In my last question: Does $\sum _n \int_0^{\frac{\pi }{2}} \cos ^n(x) \, dx$ converge? I've managed to transform the expression using: https://en.wikipedia.org/wiki/Monotone_convergence_theorem
Could sb help me just with this transformation in a bit more complex example? How may I treat $(-1)^n$ inside the sum?
On
You do not need any closed formula here if you are just interested in convergence/divergence.
$0< \cos x< 1$ on $(0,\pi/2)$. Therefore, $\cos^{n+1}x<\cos^nx$ on that same interval. By monotonicity of the integral, you also have $$ \int\limits_0^{\pi/2}\cos^{n+1}x\,dx<\int\limits_0^{\pi/2}\cos^{n}x\,dx. $$ Moreover, $\cos^nx\downarrow 0$ as $n\to\infty$ monotonically on $(0,1)$ and, consequently (monotonic convergence) $$ \int\limits_0^{\pi/2}\cos^{n}x\, dx\to 0. $$ Then it just remains to apply the Leibnitz test (Alternating series test) to conclude that your series is convergent.
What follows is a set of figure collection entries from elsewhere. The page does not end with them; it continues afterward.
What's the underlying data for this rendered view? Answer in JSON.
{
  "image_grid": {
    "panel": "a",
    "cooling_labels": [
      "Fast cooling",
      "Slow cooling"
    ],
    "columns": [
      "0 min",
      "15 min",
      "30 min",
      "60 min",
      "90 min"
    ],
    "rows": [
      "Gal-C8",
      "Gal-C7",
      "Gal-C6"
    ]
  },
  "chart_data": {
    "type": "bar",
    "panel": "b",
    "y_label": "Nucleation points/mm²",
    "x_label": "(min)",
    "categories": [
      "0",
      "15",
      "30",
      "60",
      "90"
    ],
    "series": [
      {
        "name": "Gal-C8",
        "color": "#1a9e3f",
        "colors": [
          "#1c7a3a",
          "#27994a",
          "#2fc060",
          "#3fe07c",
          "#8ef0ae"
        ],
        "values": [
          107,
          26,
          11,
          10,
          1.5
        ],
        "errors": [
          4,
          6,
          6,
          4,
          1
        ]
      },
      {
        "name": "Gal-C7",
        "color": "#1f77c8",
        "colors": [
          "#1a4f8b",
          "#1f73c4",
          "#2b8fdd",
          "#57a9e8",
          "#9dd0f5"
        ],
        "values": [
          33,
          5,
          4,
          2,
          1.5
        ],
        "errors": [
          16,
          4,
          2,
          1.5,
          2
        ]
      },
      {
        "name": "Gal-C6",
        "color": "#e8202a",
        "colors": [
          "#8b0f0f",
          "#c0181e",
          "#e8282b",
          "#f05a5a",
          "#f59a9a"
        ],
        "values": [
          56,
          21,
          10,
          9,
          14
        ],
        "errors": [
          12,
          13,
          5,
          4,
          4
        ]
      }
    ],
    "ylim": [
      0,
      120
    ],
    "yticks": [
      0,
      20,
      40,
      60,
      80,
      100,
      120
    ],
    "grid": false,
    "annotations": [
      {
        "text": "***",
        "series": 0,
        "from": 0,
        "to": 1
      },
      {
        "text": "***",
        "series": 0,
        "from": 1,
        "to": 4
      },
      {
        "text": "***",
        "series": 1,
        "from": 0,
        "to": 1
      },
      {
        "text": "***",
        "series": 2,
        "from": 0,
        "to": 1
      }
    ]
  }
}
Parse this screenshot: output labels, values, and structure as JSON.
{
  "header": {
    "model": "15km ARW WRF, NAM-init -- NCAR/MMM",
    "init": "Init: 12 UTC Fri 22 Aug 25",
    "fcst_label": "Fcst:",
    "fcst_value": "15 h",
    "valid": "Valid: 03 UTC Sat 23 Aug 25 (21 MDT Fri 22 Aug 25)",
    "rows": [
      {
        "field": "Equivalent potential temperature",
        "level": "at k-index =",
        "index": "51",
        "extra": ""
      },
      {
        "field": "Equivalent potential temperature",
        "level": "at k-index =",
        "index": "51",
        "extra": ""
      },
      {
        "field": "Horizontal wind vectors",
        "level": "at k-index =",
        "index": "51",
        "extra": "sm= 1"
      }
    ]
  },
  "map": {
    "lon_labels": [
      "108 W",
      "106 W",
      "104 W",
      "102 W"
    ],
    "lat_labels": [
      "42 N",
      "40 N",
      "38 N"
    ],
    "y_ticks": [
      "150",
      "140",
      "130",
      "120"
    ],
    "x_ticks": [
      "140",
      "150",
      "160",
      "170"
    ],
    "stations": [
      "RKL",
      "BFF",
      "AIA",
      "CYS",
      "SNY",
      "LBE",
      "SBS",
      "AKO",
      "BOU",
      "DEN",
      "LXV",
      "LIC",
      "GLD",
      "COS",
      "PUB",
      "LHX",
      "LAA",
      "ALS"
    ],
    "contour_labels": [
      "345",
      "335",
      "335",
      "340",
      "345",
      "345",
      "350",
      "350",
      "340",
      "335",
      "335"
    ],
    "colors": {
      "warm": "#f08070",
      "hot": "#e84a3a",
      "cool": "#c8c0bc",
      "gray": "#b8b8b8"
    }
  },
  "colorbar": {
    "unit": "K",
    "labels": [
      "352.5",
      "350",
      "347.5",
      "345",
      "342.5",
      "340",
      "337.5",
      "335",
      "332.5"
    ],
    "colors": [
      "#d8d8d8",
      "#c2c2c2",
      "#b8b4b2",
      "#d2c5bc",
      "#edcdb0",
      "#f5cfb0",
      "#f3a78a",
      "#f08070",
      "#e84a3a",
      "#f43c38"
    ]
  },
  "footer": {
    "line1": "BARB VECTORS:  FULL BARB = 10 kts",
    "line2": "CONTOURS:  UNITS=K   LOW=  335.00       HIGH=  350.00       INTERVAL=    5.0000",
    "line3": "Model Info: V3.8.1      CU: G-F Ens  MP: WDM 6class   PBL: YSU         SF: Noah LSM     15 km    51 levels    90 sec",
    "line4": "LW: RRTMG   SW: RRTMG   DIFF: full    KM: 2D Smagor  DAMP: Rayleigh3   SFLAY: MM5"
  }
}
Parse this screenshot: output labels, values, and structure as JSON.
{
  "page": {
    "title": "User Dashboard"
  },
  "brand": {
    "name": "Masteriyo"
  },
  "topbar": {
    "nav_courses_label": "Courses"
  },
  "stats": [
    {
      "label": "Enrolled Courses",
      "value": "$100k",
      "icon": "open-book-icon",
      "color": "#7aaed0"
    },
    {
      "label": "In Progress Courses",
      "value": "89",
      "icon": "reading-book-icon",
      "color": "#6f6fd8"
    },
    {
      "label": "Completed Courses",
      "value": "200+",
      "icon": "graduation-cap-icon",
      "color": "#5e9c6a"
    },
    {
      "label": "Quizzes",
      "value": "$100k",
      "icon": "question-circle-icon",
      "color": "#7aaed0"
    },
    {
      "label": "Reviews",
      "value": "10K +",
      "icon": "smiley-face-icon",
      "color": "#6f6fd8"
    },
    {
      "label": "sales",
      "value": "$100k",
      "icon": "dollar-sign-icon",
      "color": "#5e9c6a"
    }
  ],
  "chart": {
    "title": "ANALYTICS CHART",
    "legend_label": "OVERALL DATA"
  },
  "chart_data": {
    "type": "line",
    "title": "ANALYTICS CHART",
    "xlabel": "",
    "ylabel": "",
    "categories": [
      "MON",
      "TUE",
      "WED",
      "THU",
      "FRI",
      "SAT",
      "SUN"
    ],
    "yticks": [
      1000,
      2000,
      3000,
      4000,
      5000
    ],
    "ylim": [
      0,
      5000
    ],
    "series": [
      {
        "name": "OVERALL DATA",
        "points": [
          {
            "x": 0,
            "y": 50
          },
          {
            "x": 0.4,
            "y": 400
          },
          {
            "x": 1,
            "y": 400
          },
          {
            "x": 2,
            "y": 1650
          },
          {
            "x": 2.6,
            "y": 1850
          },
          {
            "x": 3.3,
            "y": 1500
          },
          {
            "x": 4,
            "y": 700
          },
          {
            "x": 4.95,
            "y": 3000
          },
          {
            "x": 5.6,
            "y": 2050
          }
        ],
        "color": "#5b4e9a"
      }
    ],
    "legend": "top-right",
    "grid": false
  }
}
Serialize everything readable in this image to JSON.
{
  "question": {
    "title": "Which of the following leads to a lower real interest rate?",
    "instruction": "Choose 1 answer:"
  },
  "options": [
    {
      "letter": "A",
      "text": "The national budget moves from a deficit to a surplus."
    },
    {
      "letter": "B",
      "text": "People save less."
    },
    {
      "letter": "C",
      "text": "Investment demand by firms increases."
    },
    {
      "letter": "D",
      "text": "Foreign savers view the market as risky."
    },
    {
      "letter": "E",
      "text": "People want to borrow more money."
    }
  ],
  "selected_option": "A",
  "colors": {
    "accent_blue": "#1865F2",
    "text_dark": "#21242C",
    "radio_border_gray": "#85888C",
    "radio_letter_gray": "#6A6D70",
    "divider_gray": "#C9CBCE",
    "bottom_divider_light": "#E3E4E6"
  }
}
For $\frac{\pi}{2}\ge x\gt 0$, $\sum_{n=0}^\infty (-cos(x))^n=\frac {1}{1+cos(x)}$. For $x=0$, the sum does not converge but the partial sums are bounded , either $=0$ or $=1$, so the integral is not a problem. I'll leave to you to get$\int_0^{\frac{\pi}{2}} \frac{1}{1+cos(x)}dx$.